Insert the top of the disconnector through the hole in the frame; the disconnector will stop the sear from falling though. The holes will *not* be lined up, use something small to manipulate the sear until the sear pin drops into place.

Note the placement of the sear spring fingers; this must be held in place while putting the grip safety back into position. It's very easy to let the spring flip sideways or out of position.

Heh, skipped some steps. Assembly is pretty much just the reverse of disassembly though.

The RIA Hi-cap is *rough*. It reflects it's price for sure, but it is definitely functional. I will slowly be doing some cleanup work on it and parts replacement where possible, but none of it is required, as I said, it works fine.

And so ends the story. Now I need to come up with some ideas for what to do for the next big picture post...

Thursday, January 08, 2009

Sometimes it just happens...

...whether you want it to or not. See, I've called a halt to my firearms purchasing for a while, but...

When something that gorgeous rolls along for $150, you TAKE IT.
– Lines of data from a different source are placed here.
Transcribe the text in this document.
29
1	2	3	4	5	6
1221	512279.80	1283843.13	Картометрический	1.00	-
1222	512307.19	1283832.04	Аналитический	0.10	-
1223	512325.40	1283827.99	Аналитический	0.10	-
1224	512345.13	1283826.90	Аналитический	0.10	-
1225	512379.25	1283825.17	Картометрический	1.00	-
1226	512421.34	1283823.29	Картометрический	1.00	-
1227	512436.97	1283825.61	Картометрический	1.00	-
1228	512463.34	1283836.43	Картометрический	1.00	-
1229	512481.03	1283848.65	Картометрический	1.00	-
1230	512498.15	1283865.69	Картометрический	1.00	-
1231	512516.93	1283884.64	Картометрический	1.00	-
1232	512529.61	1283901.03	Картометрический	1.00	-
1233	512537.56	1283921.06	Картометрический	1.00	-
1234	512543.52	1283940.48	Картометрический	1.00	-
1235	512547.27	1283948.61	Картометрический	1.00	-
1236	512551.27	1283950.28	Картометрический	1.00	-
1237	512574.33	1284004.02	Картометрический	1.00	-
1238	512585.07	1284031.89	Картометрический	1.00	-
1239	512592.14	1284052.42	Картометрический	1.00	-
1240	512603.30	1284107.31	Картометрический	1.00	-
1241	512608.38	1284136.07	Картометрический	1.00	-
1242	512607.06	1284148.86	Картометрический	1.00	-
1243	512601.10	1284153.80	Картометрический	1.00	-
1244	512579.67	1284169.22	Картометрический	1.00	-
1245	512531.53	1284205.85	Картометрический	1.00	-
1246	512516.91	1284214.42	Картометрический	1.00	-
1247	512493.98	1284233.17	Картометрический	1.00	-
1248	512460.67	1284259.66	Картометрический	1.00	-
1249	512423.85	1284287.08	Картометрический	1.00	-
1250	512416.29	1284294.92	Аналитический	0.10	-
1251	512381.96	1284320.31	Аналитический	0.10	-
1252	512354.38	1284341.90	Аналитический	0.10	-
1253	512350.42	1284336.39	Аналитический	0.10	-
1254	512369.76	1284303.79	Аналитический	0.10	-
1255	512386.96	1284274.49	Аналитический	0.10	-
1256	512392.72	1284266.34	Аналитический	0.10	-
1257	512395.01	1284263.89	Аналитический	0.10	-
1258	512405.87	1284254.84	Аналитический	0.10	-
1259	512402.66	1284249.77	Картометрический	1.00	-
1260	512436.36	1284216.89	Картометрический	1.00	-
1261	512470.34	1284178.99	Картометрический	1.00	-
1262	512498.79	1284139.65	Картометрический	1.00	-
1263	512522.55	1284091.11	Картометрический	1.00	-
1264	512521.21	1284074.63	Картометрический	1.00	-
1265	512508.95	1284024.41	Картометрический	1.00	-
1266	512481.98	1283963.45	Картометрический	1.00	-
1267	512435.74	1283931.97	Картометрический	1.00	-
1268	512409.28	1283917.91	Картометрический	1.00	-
Traditions .44 caliber model 1860 Army. No, I don't quite understand the naval battle rolled into the cylinder on an Army model, but hey, it's beautiful anyways.

Sunday, January 04, 2009

Tomorrow, tomorrow...

...or actually today, since it's after midnight, I've got a shift at the gun shop. if I can gather the time, I'm going to zero in the holographic sight on Spacegun.

If I get that done, I'll bring it home... and three things should happen. One, I find space in this clutter-beriddled home to set up a decent lighting and background setup. Two, I'll clean and take proper photos of the completed setup. Three...

Three is kind of important to the blog, and may even be exciting.

Remember when I started this blog, after a few months I did a long, detailed photo expose on detail stripping a CZ75? I'll do the same with the RIA frame. If I can describe it accurately, I'll even profile what I did to get the gun running.

Now, I'm a professional procrastinator when my plans get skewed, but as long as I get some range time then within a few days you'll get your post.



I've been busy growing the new list of guns to purchase... gotta have goals, right?

These are in no particular order.

1 - one more AR15, 16" flattop with a flat block, to build as a superlight model
2 - Marlin 981T
3 - rebuildable .22 suppressor
4 - a .44 revolver (make/model undetermined)
5 - black powder revolver (likewise, leaning towards Starr)
6 - Astra 400
7 - wishful thinking, a Mauser C96
8 - a Savage bolt rifle to build into a long-range shooter (pricey)
9 - CZ550 American, in something suitably huge (I've wanted a .416 Rigby since I read an article in some gun mag ~20 years ago, when I was in grade school)
10 - CZ-453
11 - CZ-38, CZ DUO, and CZ-97 to complete the collection
12 - Armalite AR24 fullsize

I think twelve is enough. Except for #1 there, which I may double, I don't think I'll have issues regardless of what laws come down, if any... so obviously #1 there is first, and if they come available I may buy lowers and build that too.

Superlight? This is the project for which a DPMS sportical would be a stellar start. What I'm thinking of is bare minimum AR, no shell deflector, no forward assist... flat top upper, "sightless" gas block and not just a lopro, an expanded metal tubular handguard, lightweight grip, perhaps even lightening cuts in the lower, and a semi-fixed wire stock hung off a carbine tube. Top that with a lightweight holosight and you have the lightest possible non-NFA AR15.

My third line project AR would just be a practical shooter, possibly in 6.8mm. This would be something I'd feel comfortable using for just about anything I can think of, tactical shooting, 200-300 yard, maybe even hunting. Now, "comfortable" does not mean "perfect", but an M4-kinda with a free float quad, good flip irons and a quick-detach magnifying optic as well as a decent set of aftermarket stocks would go very, very far towards being a jack of all targets.

EDIT: 11:31PM

Couldn't get two spare seconds to rub together at the shop todsy, plus it rained and the rifle case has to go in the bed of the truck. I need a bigger truck, one with a back seat.